Principled vs purist

  • World isn’t perfect. Neither is security.
  • Real metric is whether customers are protected. How fast you patch is less important; customers don’t like patches. Won’t apply if think will break something.

Economics

  • Systemic risk (housing meltdown) – cannot be mitigated. Think about how to avoid systemic risk. The internet was not designed for everything to be on it such as fridges. Doesn’t mean all advances are bad. Have discussions before taking risk
  • Efficient resource allocation – time, money and QUALIFIED people are always constrained. Opportunity cost. If make do something silly, will crowd out more valuable work.
  • Market incentive – One off patches are expensive. Would rather build something new.
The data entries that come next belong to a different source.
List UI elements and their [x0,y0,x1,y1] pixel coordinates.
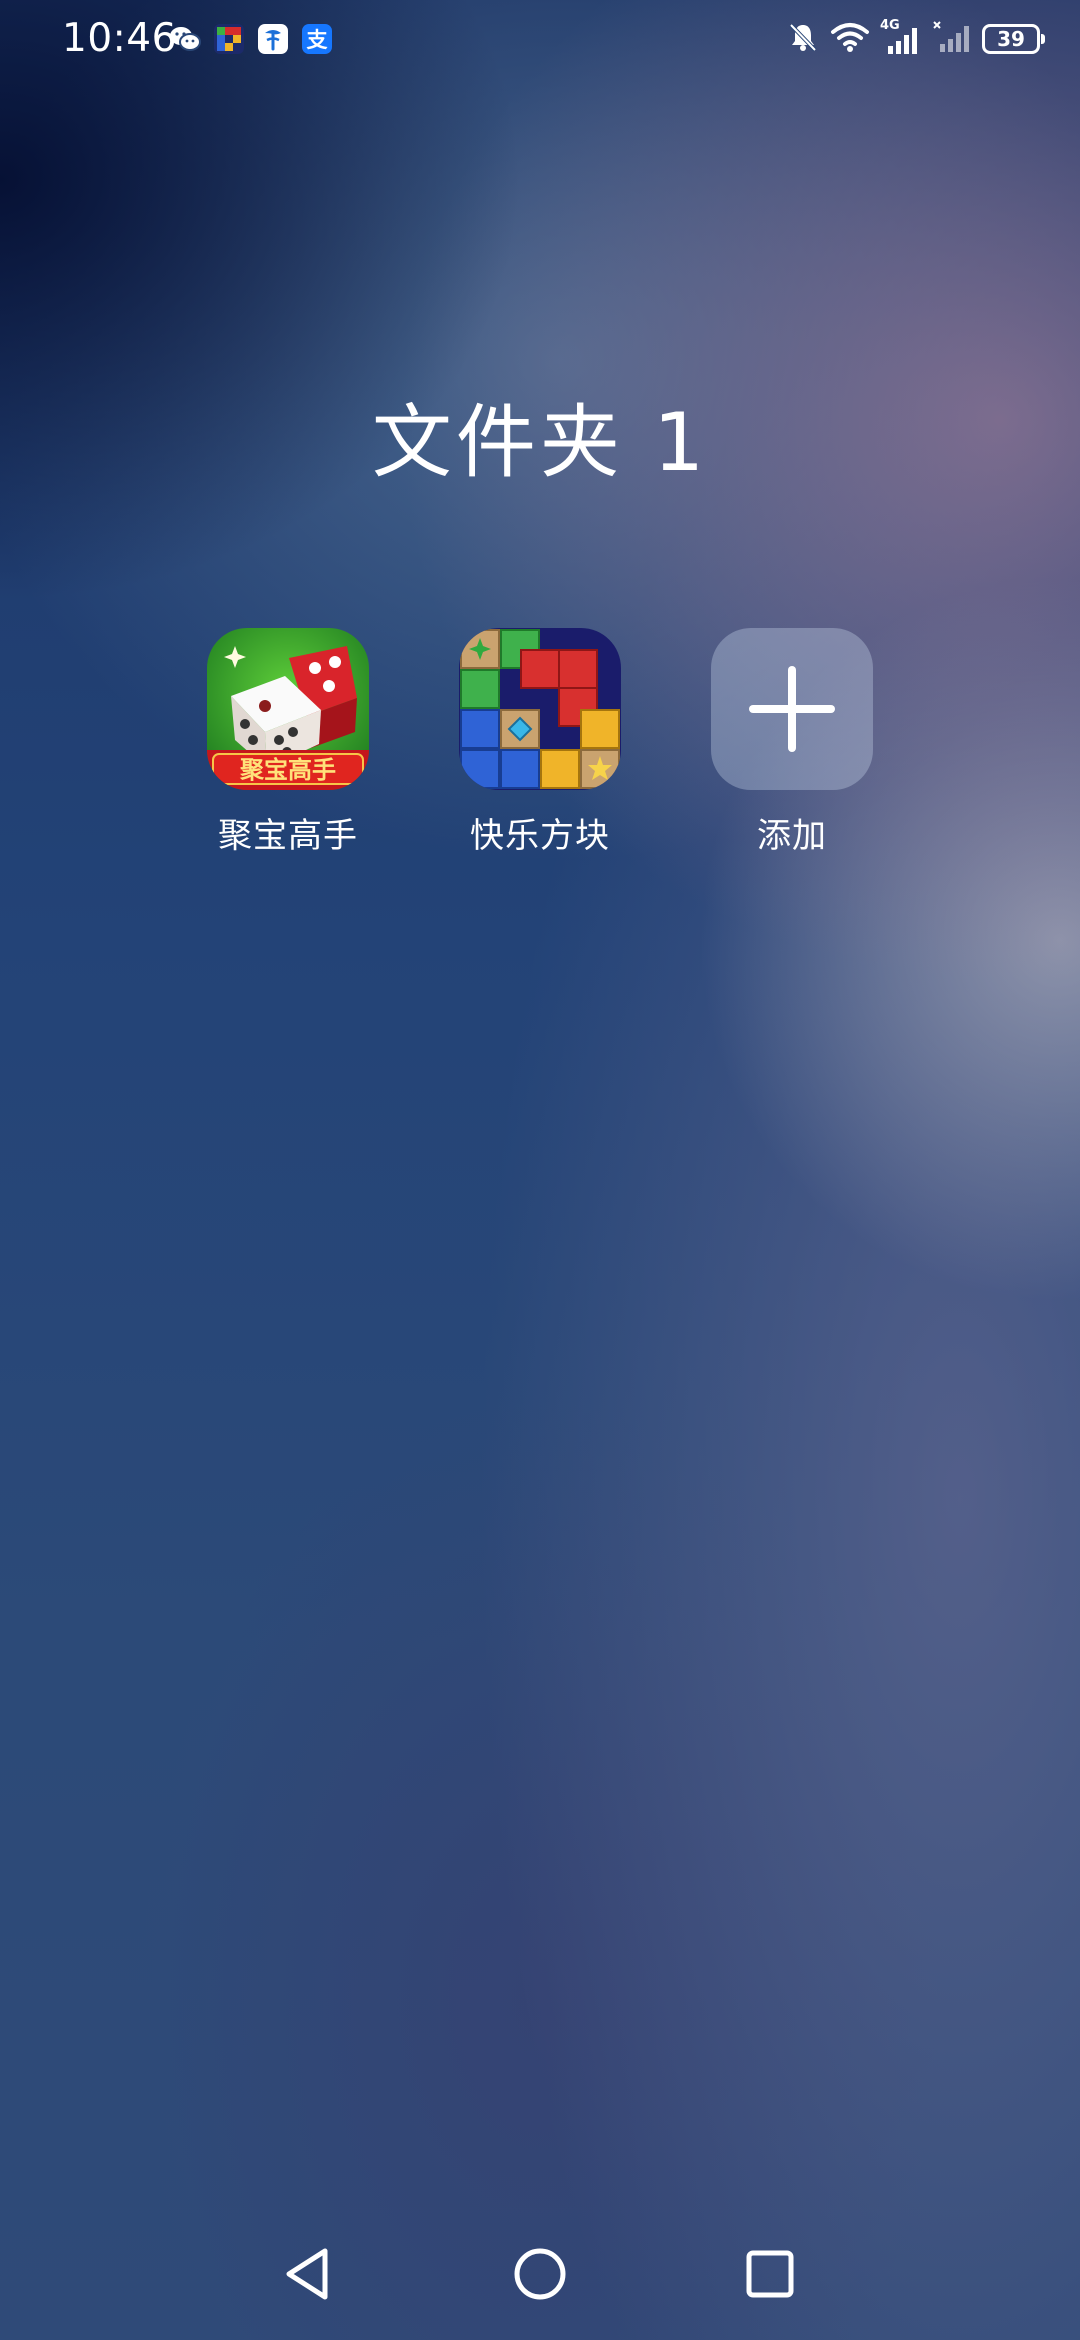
battery-level: 39 [997,27,1025,51]
add-tile[interactable] [711,628,873,790]
back-icon [286,2248,328,2300]
app-label: 快乐方块 [470,816,610,856]
system-status-icons: 4G 39 [786,18,1045,58]
folder-title[interactable]: 文件夹 1 [0,378,1080,494]
notification-icons: 支 [168,22,334,56]
block-puzzle-icon[interactable] [459,628,621,790]
signal-4g-icon: 4G [880,18,922,56]
app-kuaile-fangkuai[interactable]: 快乐方块 [440,628,640,857]
status-bar: 10:46 支 4G 39 [0,0,1080,84]
home-icon [514,2248,566,2300]
recents-button[interactable] [730,2234,810,2314]
signal-no-service-icon [932,20,972,58]
wallpaper [0,0,1080,2340]
telecom-icon [256,22,290,56]
alipay-icon: 支 [300,22,334,56]
app-label: 聚宝高手 [218,816,358,856]
svg-text:聚宝高手: 聚宝高手 [239,756,336,784]
app-jubao-gaoshou[interactable]: 聚宝高手 聚宝高手 [188,628,388,857]
silent-bell-icon [786,20,820,58]
battery-icon: 39 [982,24,1045,54]
plus-icon [749,666,835,752]
status-time: 10:46 [62,16,177,61]
wifi-icon [830,20,870,58]
dice-game-icon[interactable]: 聚宝高手 [207,628,369,790]
back-button[interactable] [268,2234,348,2314]
app-label: 添加 [757,816,827,856]
add-app-button[interactable]: 添加 [692,628,892,857]
game-app-icon [212,22,246,56]
navigation-bar [0,2210,1080,2340]
home-button[interactable] [500,2234,580,2314]
svg-text:支: 支 [307,28,329,52]
wechat-icon [168,22,202,56]
recents-icon [746,2250,794,2298]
Game theory – Prisoner’s Dilemma

  • Should someone defect and sell encryption code to another country? Hasn’t happened

Biology

  • Chemical signaling – what if systems could communicate under attack and update defenses
  • Deception – we have honeypots

Military

  • Network centric warfare – translate information advantage into competitive advantage. Time to live infomation advantage
  • This makes the network itself a battlefield that you need to defend
  • Atacker’s goal is to disrupt defenders ability to wage war and prevent use of IT
  • Tools need to be designed for your threat environment. Don’t want a watergun on the battlefield
  • Situational awareness – who on the network, friend or foe, what i over the hill, etc
  • Defend what is strategic; not everything

Education

  • Can’t start security education too early. “Look both ways before crossing the Internet” – don’t open attahments
  • Universities need to reflect building IT as infrastructure
  • Vendors must educate every CS grad in basiic security and spend millions fixing avoidable preventable desig and code defects
  • CS classes must embed and reinforce security – compared to structures in engineering. It’s part of the circulum, not a one off
  • Have red team/blue team as part of all CS classes
  • Accreditation bdies should force curricula change

Developers are personally responsible for code

OODA (observe, orient, decide, act

  • Stay agile.
  • Can targets be evolving to keep opponents off balance

Solve the right problem. Not everything is a tech problem

Oracle does security with coding standards, training classes, coding standards, checklists. Not optional. When acquire groups, need to start doing. Still have resistance, but have to for cost and brand damage.

My take on this
I liked this session. It’s hard to say what you learned because it is about thinking, but the points raised were good.